Although not as large as the difference in PPV, it is apparent in Additional file 2: Figure S2 and Additional file 3: Figure S3 that the zero-order significance test tends to have higher NPV compared to the AEAE test, at least with a high prior probability in combination with a high degree of confounding and a smallish sample size, or in combination with a low reliability in the measurement of the confounder Z. These conditions coincide with those indicated to give the zero-order test a power advantage compared to the AEAE test in our previous study [5]. For example, in Additional file 2: Figure S2, with degree of confounding = 0.85, sample size = 100, prior = 0.9, and true adjusted effect (if H1 is true) = 0.4, NPV for the zero-order significance test equals 0.838 while it equals 0.154 for the AEAE test.

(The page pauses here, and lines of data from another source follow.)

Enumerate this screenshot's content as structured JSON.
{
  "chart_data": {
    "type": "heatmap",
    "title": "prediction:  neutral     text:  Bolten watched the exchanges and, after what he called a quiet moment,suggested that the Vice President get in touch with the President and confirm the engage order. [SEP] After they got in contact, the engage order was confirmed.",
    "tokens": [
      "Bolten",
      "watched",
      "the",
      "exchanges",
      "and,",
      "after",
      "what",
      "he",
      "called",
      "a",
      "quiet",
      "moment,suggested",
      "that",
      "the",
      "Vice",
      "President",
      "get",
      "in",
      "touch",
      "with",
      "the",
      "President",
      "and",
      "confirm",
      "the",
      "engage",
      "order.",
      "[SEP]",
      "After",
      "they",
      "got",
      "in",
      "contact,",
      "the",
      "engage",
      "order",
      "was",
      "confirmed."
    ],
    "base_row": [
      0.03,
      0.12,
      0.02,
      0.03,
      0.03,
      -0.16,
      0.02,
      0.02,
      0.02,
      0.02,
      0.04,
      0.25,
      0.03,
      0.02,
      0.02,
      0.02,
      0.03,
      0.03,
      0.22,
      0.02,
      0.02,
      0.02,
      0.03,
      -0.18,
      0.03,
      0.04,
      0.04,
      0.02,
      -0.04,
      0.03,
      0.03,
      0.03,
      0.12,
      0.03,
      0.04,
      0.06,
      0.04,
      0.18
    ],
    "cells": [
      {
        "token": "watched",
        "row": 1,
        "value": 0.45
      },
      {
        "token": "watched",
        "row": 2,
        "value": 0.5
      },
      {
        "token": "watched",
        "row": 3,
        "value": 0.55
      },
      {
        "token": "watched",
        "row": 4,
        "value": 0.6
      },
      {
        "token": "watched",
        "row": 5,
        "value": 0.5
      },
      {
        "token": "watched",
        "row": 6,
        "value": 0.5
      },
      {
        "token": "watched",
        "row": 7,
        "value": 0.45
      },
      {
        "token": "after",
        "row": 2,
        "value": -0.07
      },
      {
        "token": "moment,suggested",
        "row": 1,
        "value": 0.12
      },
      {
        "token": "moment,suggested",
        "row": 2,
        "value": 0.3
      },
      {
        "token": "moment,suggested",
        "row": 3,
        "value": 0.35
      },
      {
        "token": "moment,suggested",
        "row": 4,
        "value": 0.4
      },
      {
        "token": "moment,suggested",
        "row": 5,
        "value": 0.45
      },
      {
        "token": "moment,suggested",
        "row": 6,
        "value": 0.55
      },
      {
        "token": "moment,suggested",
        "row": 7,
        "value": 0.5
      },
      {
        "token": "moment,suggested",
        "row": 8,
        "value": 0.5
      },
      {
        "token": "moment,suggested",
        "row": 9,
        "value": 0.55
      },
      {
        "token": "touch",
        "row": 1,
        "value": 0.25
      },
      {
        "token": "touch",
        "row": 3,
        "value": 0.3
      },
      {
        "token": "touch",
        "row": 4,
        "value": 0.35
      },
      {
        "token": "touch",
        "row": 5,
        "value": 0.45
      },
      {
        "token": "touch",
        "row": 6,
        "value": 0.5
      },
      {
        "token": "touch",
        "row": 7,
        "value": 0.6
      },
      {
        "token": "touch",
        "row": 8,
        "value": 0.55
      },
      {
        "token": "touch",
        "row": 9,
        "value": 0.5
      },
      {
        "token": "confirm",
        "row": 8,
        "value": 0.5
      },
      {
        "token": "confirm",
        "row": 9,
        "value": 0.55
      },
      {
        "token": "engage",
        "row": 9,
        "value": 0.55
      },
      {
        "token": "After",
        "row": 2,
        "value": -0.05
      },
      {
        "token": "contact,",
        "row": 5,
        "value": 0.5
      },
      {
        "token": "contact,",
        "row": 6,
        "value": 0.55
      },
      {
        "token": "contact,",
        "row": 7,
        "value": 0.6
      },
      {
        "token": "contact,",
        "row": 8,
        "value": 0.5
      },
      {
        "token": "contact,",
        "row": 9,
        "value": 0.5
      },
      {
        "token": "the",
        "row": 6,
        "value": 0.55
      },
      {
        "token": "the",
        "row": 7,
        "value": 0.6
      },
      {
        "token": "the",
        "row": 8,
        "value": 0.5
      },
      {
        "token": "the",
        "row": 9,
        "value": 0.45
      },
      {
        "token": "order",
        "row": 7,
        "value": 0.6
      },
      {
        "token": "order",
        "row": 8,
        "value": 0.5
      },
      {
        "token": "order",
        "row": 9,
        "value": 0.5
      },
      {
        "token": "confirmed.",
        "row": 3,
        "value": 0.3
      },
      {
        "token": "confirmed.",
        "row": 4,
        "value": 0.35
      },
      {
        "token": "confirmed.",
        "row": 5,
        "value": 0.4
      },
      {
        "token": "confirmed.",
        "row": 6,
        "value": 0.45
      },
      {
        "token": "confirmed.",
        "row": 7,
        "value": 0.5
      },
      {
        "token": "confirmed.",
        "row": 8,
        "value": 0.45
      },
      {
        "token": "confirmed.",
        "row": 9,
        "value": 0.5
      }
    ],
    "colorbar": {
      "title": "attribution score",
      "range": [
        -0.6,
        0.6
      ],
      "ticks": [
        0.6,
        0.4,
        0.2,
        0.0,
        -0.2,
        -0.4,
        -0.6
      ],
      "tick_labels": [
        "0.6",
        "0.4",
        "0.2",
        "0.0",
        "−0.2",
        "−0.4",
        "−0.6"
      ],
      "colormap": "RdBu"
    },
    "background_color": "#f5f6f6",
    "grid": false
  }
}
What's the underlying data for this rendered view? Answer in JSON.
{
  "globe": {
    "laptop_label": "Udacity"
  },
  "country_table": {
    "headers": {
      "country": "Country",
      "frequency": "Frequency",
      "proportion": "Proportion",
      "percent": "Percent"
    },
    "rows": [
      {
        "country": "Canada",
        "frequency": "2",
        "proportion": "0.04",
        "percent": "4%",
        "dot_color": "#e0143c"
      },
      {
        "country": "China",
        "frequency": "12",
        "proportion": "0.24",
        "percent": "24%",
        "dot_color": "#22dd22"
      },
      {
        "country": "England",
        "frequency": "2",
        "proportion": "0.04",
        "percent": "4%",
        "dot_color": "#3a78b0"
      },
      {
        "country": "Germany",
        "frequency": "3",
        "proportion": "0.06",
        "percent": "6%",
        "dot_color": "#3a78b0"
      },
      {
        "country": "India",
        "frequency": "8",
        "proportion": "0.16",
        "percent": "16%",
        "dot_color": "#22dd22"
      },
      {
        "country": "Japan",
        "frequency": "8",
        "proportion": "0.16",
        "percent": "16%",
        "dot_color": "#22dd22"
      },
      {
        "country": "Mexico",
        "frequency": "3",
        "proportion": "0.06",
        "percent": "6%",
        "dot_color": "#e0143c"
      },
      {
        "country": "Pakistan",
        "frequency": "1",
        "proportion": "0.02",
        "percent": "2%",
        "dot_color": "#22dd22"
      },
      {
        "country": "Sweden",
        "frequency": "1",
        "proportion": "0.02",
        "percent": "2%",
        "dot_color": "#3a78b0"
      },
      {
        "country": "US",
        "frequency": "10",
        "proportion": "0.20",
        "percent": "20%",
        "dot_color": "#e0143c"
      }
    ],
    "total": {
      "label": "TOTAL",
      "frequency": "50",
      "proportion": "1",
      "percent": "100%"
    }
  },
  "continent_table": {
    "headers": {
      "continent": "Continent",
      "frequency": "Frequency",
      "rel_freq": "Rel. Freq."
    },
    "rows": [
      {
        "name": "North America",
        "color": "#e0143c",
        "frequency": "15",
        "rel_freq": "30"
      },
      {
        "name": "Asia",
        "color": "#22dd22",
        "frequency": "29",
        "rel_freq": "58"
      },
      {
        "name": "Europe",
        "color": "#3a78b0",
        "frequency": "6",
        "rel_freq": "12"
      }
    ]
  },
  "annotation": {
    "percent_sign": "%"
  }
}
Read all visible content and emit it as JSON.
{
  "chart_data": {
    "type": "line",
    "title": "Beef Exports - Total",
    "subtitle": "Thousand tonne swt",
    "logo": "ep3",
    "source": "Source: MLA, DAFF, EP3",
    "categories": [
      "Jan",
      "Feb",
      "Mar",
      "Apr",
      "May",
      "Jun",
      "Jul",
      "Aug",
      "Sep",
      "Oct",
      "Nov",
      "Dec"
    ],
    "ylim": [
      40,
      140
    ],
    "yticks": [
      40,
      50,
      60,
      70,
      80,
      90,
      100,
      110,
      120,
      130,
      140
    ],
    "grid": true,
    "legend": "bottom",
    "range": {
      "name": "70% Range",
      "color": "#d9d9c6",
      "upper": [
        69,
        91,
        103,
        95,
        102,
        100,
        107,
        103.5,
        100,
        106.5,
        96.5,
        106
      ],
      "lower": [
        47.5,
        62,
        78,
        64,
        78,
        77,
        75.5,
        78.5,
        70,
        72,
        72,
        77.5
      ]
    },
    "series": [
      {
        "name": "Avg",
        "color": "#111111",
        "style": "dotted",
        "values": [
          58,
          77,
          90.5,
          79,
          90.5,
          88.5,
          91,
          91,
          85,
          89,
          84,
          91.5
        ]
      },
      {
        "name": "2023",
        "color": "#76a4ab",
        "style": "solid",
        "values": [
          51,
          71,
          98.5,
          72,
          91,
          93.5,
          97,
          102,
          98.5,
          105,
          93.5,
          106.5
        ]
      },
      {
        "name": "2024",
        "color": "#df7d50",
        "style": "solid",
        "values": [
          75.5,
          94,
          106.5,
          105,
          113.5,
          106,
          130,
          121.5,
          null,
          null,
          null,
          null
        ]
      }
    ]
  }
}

However, with a high degree of confounding in combination with a large sample size (lower right panels in Additional file 2: Figure S2), and a low reliability in the measurement of Z in combination with a high reliability in the measurement of predictor X and outcome Y (lower left panel in Additional file 3: Figure S3), the zero-order test is completely uninformative, as it always gives significant results irrespective of the size of the true adjusted effect, and the NPV cannot be calculated.

## Conclusions

The present study demonstrates a high probability that a statistically significant effect from a traditional zero-order significance test of a predictor X on an outcome Y while adjusting for a possible confounder Z is false, i.e. falling prey to type 1 error and having low positive predictive value (PPV). This finding is consistent with a body of literature demonstrating limited reproducibility in empirical sciences [8,9,10,11,12]. We further show that this increased risk can be mitigated by calculating the expected adjusted effect and requiring the observed adjusted effect to differ significantly from this expected effect (AEAE test) rather than interpreting directly a significant deviation from zero.

Taken together, the findings indicate desirable statistical properties for the AEAE test compared to a traditional zero-order significance test, and it is our hope that the AEAE test can contribute to alleviating the reproducibility crisis that psychology and other empirical sciences experience.

## Limitations

The presented AEAE test is, so far, only applicable to linear regression adjusting for a single confounder. However, future extension to other analyses, for example logistic and Cox regression, and to situations with more than one possible confounder, should not be impossible.